Retired opera diva Adela Dolores (Shamaine Centenera Buencamino) has had her heyday in concert halls abroad and as a protégé of Imelda Marcos. But Adela at some point saw the light and broke away from her patron. “Between La Scala and Mendiola, I chose,” she says. As age catches up with her, she spends her time tutoring aspiring singers, Antoinette (Miah Canton) among them.
Maestra Adela’s living room at home is the meeting place of the so-called Kundiman Party, composed of rambunctious postmenopausal women (Missy Maramara, Jenny Jamora, Frances Makil Ignacio, Stella Cañete Mendoza) who love kundiman and going to protest rallies. Pianist Ludwig (Gabriel Paguirigan), Adela’s accompanist, completes the party. Enter Antoinette’s boyfriend Bobby (Boo Gabunada), a struggling documentary filmmaker, estranged son of a senator named Juancho Valderama.
What do you know, a star is reborn when Adela debuts on social media and has a YouTube channel of her own, getting hundreds of thousands of likes and followers. Thanks to Bobby, of course. A collage of her online appearances is flashed every now and then.
The maestra is in her element. But it is not all kundiman and arias that she had sang in operas during her prime. She gets to speak her mind.

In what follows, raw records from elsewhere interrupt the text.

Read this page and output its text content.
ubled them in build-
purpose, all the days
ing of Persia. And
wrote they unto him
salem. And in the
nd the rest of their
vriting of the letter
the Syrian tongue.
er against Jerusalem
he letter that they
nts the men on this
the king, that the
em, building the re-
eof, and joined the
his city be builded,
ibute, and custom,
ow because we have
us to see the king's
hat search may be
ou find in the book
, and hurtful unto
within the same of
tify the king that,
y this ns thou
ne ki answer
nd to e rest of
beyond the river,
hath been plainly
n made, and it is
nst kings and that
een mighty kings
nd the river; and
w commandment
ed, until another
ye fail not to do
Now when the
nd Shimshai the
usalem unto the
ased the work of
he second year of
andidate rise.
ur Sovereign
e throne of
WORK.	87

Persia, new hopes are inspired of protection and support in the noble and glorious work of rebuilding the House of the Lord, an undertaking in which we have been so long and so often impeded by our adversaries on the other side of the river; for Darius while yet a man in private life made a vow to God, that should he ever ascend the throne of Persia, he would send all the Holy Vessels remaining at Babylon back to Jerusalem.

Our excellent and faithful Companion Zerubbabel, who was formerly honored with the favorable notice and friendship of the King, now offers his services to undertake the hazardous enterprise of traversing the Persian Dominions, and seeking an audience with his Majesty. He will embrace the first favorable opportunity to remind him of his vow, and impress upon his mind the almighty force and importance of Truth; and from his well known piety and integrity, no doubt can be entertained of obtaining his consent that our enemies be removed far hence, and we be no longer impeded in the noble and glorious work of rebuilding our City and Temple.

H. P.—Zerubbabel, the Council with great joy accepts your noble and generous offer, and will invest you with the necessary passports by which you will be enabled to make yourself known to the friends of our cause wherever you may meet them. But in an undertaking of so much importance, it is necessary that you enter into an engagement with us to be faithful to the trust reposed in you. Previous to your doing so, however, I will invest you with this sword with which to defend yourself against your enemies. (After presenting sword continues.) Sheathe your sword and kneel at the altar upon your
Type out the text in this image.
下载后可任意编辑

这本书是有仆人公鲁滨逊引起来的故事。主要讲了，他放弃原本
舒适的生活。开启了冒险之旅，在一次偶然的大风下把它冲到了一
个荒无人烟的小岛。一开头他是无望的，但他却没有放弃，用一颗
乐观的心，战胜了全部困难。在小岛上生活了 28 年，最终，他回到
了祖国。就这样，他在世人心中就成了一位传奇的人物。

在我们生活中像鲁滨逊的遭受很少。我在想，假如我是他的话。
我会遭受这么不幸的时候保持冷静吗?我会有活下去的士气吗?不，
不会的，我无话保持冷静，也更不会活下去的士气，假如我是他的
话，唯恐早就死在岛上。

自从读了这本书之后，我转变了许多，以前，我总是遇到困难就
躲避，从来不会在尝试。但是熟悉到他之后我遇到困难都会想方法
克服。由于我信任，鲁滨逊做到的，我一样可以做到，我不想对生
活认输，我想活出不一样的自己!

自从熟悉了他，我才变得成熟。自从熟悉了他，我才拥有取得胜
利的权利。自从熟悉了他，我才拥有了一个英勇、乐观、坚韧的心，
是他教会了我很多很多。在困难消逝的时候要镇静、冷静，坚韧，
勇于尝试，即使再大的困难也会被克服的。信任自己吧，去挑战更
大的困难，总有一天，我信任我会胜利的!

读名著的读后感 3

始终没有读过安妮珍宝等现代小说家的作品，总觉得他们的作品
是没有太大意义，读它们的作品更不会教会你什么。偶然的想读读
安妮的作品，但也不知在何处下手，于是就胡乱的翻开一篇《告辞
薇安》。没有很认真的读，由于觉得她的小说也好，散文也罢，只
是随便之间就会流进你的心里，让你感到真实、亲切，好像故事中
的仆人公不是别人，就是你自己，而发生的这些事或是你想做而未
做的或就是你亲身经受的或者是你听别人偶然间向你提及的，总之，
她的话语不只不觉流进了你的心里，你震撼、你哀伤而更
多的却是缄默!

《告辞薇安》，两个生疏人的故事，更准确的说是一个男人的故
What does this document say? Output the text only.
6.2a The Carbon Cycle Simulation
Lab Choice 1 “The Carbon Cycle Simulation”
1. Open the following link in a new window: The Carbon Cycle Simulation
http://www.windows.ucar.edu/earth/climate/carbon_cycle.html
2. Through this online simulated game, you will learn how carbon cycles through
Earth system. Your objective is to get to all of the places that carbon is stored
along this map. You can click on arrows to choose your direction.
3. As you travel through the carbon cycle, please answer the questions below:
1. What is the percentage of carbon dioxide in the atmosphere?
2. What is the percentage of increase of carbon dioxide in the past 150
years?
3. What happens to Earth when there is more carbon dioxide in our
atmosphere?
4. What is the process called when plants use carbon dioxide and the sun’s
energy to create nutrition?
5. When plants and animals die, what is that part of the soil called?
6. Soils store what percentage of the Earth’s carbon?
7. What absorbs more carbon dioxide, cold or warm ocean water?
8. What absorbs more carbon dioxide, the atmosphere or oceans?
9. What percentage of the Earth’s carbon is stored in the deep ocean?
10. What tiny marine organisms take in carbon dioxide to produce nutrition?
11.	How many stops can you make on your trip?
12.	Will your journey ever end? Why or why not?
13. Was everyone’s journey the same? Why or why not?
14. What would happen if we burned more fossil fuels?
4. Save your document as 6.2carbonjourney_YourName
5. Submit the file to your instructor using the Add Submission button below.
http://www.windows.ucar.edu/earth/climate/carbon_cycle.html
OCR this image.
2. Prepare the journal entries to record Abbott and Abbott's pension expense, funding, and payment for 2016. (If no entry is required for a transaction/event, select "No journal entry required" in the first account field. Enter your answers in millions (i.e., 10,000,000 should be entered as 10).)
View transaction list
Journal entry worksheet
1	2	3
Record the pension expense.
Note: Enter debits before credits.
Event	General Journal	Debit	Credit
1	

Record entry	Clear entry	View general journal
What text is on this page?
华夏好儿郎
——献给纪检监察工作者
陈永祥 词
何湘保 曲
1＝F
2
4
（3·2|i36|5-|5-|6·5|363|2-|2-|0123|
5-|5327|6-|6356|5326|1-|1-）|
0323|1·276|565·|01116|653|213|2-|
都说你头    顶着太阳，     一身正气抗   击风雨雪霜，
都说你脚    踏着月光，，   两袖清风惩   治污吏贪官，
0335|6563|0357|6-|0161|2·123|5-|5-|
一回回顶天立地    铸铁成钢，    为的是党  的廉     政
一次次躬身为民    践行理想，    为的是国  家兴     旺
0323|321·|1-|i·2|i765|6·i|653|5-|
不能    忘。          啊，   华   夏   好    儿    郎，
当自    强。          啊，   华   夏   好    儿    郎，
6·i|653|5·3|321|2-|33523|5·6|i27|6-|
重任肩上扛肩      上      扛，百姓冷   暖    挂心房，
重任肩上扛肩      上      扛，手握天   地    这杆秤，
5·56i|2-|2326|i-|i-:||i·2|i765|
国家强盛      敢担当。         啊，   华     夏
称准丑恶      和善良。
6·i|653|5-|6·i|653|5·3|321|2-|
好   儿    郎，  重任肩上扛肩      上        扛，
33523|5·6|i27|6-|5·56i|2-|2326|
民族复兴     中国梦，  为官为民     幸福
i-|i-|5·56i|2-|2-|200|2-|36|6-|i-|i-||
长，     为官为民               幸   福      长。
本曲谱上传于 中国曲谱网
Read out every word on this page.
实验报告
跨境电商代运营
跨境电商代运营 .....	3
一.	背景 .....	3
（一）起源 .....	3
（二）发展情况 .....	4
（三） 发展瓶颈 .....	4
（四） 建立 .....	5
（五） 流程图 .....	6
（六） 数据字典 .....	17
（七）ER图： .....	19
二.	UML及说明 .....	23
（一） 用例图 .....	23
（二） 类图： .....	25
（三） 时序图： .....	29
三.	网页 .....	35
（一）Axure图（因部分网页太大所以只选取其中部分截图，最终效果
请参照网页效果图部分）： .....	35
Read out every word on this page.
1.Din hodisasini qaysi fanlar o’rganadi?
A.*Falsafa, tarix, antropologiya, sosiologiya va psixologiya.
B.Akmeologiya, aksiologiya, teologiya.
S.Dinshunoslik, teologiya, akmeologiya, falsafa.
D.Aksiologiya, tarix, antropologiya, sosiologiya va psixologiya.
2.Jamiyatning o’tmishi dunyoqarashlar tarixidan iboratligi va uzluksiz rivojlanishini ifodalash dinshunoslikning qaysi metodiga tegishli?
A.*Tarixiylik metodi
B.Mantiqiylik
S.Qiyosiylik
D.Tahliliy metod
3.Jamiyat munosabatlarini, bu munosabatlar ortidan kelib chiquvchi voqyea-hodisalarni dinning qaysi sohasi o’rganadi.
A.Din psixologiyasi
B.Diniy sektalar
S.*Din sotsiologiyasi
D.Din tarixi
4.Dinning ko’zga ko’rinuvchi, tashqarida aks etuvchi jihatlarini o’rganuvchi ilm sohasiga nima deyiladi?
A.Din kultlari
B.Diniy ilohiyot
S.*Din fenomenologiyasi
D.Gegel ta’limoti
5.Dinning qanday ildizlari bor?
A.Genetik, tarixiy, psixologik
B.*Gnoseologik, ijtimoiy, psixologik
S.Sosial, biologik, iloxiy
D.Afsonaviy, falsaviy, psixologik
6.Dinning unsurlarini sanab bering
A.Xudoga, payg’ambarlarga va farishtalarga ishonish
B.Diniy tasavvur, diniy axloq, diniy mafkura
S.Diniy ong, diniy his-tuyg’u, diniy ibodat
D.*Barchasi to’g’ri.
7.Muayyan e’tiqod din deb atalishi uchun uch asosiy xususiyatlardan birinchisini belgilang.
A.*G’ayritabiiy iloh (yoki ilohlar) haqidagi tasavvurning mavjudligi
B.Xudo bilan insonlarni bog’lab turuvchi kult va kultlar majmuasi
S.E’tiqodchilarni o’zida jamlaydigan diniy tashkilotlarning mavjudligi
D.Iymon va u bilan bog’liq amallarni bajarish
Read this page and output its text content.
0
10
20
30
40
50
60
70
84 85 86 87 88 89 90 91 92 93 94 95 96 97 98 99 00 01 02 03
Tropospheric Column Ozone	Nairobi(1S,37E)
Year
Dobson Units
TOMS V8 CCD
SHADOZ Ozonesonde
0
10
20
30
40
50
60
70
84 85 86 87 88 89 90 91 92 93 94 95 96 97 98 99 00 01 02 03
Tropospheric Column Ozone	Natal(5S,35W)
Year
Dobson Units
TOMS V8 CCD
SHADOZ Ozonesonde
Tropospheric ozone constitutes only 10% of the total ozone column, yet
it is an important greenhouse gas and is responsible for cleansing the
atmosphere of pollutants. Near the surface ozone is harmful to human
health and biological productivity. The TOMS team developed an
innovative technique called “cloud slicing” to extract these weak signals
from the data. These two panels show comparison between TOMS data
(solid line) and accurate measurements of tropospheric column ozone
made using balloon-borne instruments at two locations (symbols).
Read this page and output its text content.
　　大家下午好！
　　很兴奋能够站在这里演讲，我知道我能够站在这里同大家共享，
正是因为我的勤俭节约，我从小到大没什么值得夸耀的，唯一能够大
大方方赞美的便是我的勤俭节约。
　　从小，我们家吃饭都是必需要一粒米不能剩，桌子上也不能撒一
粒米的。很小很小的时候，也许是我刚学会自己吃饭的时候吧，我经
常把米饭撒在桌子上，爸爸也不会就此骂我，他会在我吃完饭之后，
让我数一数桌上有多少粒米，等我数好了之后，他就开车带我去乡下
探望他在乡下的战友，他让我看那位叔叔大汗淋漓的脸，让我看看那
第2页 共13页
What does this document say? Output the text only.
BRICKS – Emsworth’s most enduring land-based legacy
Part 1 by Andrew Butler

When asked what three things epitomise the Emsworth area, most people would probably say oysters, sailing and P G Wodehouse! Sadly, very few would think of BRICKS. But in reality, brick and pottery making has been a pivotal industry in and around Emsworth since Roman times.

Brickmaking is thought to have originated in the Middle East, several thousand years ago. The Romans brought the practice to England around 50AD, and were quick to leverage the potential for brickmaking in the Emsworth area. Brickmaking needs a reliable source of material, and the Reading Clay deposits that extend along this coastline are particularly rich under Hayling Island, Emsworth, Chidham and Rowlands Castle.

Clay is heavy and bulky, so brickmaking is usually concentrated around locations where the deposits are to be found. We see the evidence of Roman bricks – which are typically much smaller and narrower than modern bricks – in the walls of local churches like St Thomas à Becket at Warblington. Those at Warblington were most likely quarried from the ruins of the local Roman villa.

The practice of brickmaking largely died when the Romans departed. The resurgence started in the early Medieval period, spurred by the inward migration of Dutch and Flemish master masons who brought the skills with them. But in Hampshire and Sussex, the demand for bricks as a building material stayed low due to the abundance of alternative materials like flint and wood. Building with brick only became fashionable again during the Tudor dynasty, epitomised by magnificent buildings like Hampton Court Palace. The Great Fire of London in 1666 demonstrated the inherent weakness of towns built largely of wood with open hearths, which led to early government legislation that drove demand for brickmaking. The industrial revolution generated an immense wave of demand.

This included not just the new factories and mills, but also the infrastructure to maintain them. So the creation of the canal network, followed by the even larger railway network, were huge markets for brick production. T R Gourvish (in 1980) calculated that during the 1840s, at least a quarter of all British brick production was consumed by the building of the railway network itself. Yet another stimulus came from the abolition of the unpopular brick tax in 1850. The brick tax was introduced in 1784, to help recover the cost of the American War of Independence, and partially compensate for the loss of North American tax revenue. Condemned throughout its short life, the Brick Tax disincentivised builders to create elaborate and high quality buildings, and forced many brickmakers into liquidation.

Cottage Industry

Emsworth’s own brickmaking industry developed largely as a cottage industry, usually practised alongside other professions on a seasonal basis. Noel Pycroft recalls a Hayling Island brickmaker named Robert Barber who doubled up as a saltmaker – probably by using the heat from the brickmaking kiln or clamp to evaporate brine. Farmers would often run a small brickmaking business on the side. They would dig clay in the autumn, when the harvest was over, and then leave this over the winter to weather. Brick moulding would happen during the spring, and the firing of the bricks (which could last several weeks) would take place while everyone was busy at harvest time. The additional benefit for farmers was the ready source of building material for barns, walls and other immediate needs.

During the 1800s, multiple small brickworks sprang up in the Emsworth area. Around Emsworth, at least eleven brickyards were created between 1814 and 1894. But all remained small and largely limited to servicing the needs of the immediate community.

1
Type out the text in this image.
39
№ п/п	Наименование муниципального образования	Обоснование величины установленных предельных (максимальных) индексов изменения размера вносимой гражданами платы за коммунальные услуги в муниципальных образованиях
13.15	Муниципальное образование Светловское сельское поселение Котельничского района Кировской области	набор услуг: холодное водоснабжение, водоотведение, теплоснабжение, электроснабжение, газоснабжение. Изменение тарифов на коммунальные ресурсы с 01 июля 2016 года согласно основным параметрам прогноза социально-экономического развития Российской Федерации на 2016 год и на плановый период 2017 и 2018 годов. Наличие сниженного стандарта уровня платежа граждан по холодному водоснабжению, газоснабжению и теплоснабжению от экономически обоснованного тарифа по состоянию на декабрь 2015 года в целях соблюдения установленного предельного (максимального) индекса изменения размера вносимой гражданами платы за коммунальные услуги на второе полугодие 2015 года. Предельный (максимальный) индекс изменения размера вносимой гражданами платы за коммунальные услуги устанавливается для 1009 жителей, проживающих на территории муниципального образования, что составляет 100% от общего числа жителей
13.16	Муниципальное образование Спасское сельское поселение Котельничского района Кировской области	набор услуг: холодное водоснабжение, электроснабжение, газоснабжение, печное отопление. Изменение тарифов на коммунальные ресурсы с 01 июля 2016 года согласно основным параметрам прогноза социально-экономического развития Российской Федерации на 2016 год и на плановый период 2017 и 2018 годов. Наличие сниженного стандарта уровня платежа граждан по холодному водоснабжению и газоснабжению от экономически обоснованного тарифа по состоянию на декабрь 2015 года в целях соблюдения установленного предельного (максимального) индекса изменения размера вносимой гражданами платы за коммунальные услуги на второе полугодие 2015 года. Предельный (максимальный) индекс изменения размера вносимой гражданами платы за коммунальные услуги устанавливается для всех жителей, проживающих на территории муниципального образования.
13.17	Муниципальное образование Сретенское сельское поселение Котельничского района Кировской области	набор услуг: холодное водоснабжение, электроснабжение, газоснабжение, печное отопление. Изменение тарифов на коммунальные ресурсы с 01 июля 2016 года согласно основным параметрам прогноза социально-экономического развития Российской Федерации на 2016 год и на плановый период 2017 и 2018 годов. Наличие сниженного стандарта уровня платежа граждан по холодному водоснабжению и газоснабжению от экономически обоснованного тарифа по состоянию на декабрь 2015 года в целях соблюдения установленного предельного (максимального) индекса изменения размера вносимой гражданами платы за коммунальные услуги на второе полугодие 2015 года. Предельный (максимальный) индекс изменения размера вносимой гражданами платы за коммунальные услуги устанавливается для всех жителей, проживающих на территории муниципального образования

She has found her voice. “It’s been a long time since I was brave,” she says.
And she also tries a “new” language. “Mga beshie, I am shookt!”
She is transformed, transfigured if you will, when she reminisces. “Casta diva” (a famous aria from the opera “Norma” by Bellini) segues into strains from a Nicanor Abelardo kundiman. Music is a heady brew.
By the way, “The Kundiman Party” is not a musical; dialogues are not sung. But the kundiman holds the play together. It is almost always Antoinette who sings excerpts from the kundiman masters, although soprano Rica Nepomuceno as Melissa, a professional kundiman singer aching to be relevant, almost steals the show with her “Mutya ng Pasig.”
Suffice it to say that the cabal of kundiman lovers and the subversive presence of their diva on social media catch the attention of the establishment. The words “Sing! Remember! Resist” are on their shirts and they say why.
When at the start of the second part (after the intermission) Ludwig makes the piano roar with Chopin’s “Revolutionary Etude,” you know something is afoot. We have listened to the music, we have seen the picture, we have felt the fear. Now the denouement — confrontations take place, danger is at the gate, the titas of the Kundiman Party are distraught, someone is killed, Ludwig is a near-casualty. Senator and son….
I won’t be a spoiler, so I go only up to there. But here’s a list of the kundiman (arranged by National Artist Ryan Cayabyab and Krina Cayabyab) in the play: Abelardo’s “Bituing Marikit,” “Kundiman ng Luha,” “Mutya ng Pasig” and “Nasaan ka Irog”; Francisco Santiago’s “Pakiusap,” “Madaling Araw” and “Pilipinas Kong Mahal.”
The party ended gloriously with “Madaling Araw.” Imagine dawn breaking in this benighted country. I was in tears.